Le marché boursier a allumé un feu de joie sur Atos pour la démission de Bertrand Meunier, qui a jeté l'éponge après des mois de bras de fer avec des actionnaires qui l'accusent d'aller trop vite en besogne et de brader les actifs au profit des créanciers et des opportunistes. Le feu de joie (+20% à l'ouverture) a tourné au feu de paille après quelques minutes, lorsque les gains sont redescendus à 0%. Le titre devrait connaître quelques fluctuations du genre tout au long de la séance.

"Deux lignes d'activité stupides"

Mais une chose est sûre, les investisseurs ont un a priori (très) positif sur ce départ. C'est ce que pense notre compère d'AlphaValue Pierre-Yves Gauthier, qui trouve qu'il s'agit là d'une excellente nouvelle car le dirigeant "avait réussi à bloquer toute initiative au-delà de la division du groupe en deux selon des lignes d'activité stupides". Jean Pierre Mustier, l'ancien patron d'Unicredit, va prendre la place et aura la lourde tâche de renouer le dialogue avec les actionnaires, les investisseurs éventuels et même la classe politique.

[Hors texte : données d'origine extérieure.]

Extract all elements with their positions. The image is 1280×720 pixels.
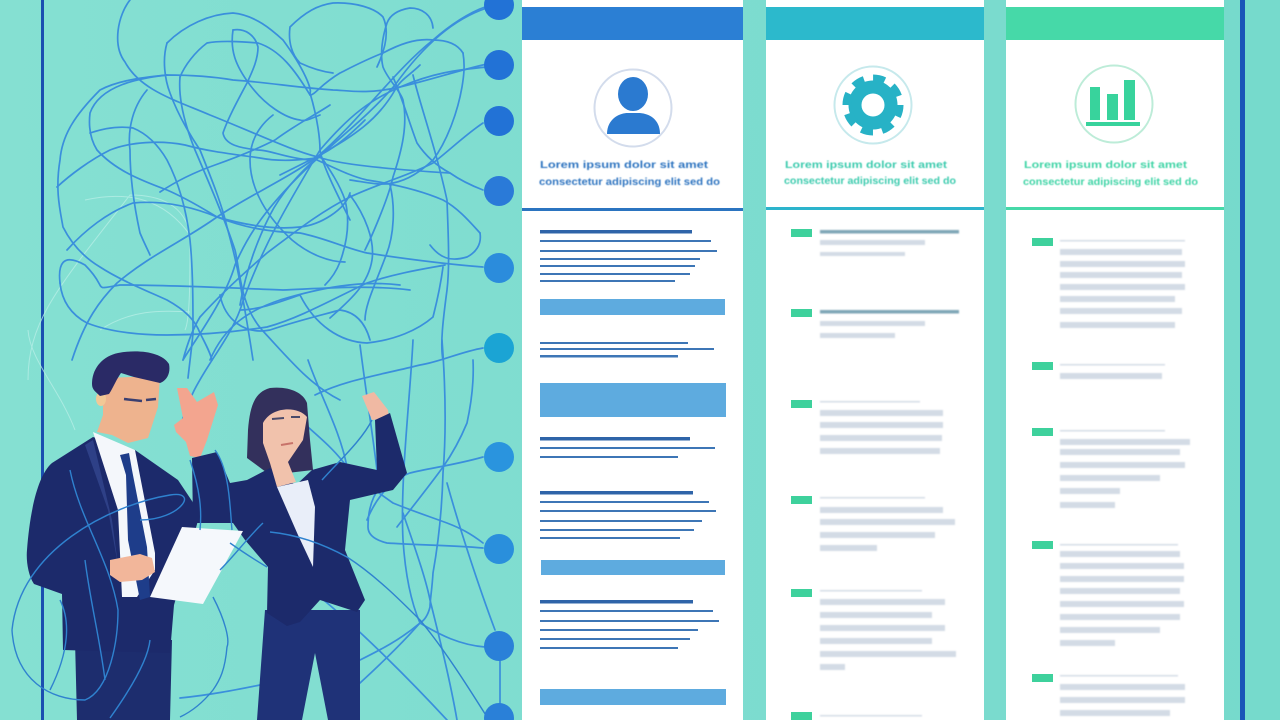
woman shirt [277, 480, 315, 567]
column 1 header bar [522, 7, 743, 40]
dot 6 [484, 333, 514, 363]
woman raised hand [362, 392, 389, 420]
man hair [92, 351, 169, 396]
panel: column 1 [522, 0, 743, 720]
column 2 heading: consectetur adipiscing elit sed do [784, 175, 956, 187]
icon: person [594, 70, 672, 146]
column 2 header bar [766, 7, 984, 40]
dot 2 [484, 50, 514, 80]
man lapel [85, 440, 118, 565]
man jacket [27, 437, 200, 653]
dot 1 [484, 0, 514, 20]
man holding hand [110, 554, 155, 582]
clipboard [150, 527, 243, 604]
dot 7 [484, 442, 514, 472]
column 2 divider [766, 207, 984, 210]
dot 4 [484, 176, 514, 206]
panel: column 3 [1006, 0, 1224, 720]
icon: bar chart [1076, 66, 1152, 142]
column 3 divider [1006, 207, 1224, 210]
faint white scribbles [28, 195, 190, 430]
dot 10 [484, 703, 514, 720]
panel: column 2 [766, 0, 984, 720]
tangled lines [57, 0, 500, 720]
dot 3 [484, 106, 514, 136]
man tie [120, 453, 150, 600]
man neck and face [97, 376, 160, 443]
left frame line [41, 0, 44, 720]
woman jacket [192, 413, 407, 626]
column 1 heading [539, 159, 720, 188]
man raised hand [174, 388, 218, 458]
man shirt [93, 432, 155, 597]
column 3 tags [1032, 238, 1053, 682]
dot 9 [484, 631, 514, 661]
man figure [27, 351, 218, 720]
column 1 divider [522, 208, 743, 211]
right frame line [1240, 0, 1245, 720]
column 1 body lines [540, 230, 719, 649]
column 2 tags [791, 229, 812, 720]
column 3 item lines [1060, 240, 1190, 716]
column 2 heading: Lorem ipsum dolor sit amet [785, 159, 948, 171]
man ear [96, 392, 106, 406]
woman eyes [272, 417, 300, 419]
woman hair [247, 388, 313, 475]
lines over the figures [12, 420, 487, 718]
man eyes [124, 399, 156, 401]
column 3 heading: Lorem ipsum dolor sit amet [1024, 159, 1188, 171]
column 1 blue blocks [540, 299, 726, 705]
node dots [484, 0, 514, 720]
man legs [75, 640, 172, 720]
woman figure [192, 388, 407, 720]
column 3 heading: consectetur adipiscing elit sed do [1023, 176, 1198, 188]
column 2 item lines [820, 230, 959, 716]
column 3 header bar [1006, 7, 1224, 40]
dot 5 [484, 253, 514, 283]
woman legs [257, 610, 360, 720]
column 3 heading [1023, 159, 1198, 188]
dot 8 [484, 534, 514, 564]
column 1 heading: Lorem ipsum dolor sit amet [540, 159, 709, 171]
woman face and neck [263, 409, 307, 487]
woman mouth [281, 443, 293, 445]
column 1 heading: consectetur adipiscing elit sed do [539, 176, 720, 188]
icon: gear [834, 66, 912, 144]
column 2 heading [784, 159, 956, 187]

La colère de certains porteurs historiques de l'action Atos, au-delà de l'humiliation d'avoir réalisé ou fait réaliser un investissement calamiteux, se cristallise sur la cession à l'incontournable Daniel Kretinsky de certains actifs de l'ancienne star des ESN françaises, regroupées dans une filiale au nom ronflant, Tech Foundations. Cette cession n'est pas remise en cause à ce stade, même si un communiqué distinct en repousse la réalisation au deuxième trimestre 2024 en raison du temps prévu pour l'approbation réglementaire, dixit l'entreprise. Toutefois, s'il fallait revenir sur cette opération, Atos devrait trouver de l'argent frais ailleurs, cela va de soi.

Passage par la case justice

La fronde des actionnaires a pris un tour judiciaire récemment, ce qui a semble-t-il précipité le départ de Bertrand Meunier. Le conseil d'administration s'en trouve affaibli, lui qui avait déjà été largement critiqué pour la scission pour le moins exotique qu'il avait validée, tant au niveau de la répartition des métiers que de la dette. La preuve ? Les solides candidats industriels qui s'intéressaient à certains actifs, comme Thales et Airbus, ont préféré jeter l'éponge en découvrant la galère dans laquelle ils s'apprêtaient à s'engager. Quant à l'arrivée miraculeuse de Daniel Kretinsky dans le dossier, lui qui n'a aucune bille dans le secteur informatique, elle a toujours eu, pour les actionnaires, un parfum de fourberie. Je ne poursuis pas dans cette voie au risque de paraphraser et de vampiriser l'excellent travail de mon confrère Marc Endeweld, que je vous recommande chaudement d'aller lire dans cet excellent papier.

Reste que le départ du dirigeant ne fait pas le printemps des actionnaires. La situation du groupe est suffisamment dégradée pour que la tension demeure dans les semaines à venir. Atos reste plus que jamais une situation spéciale, à ne pas mettre en toutes les mains.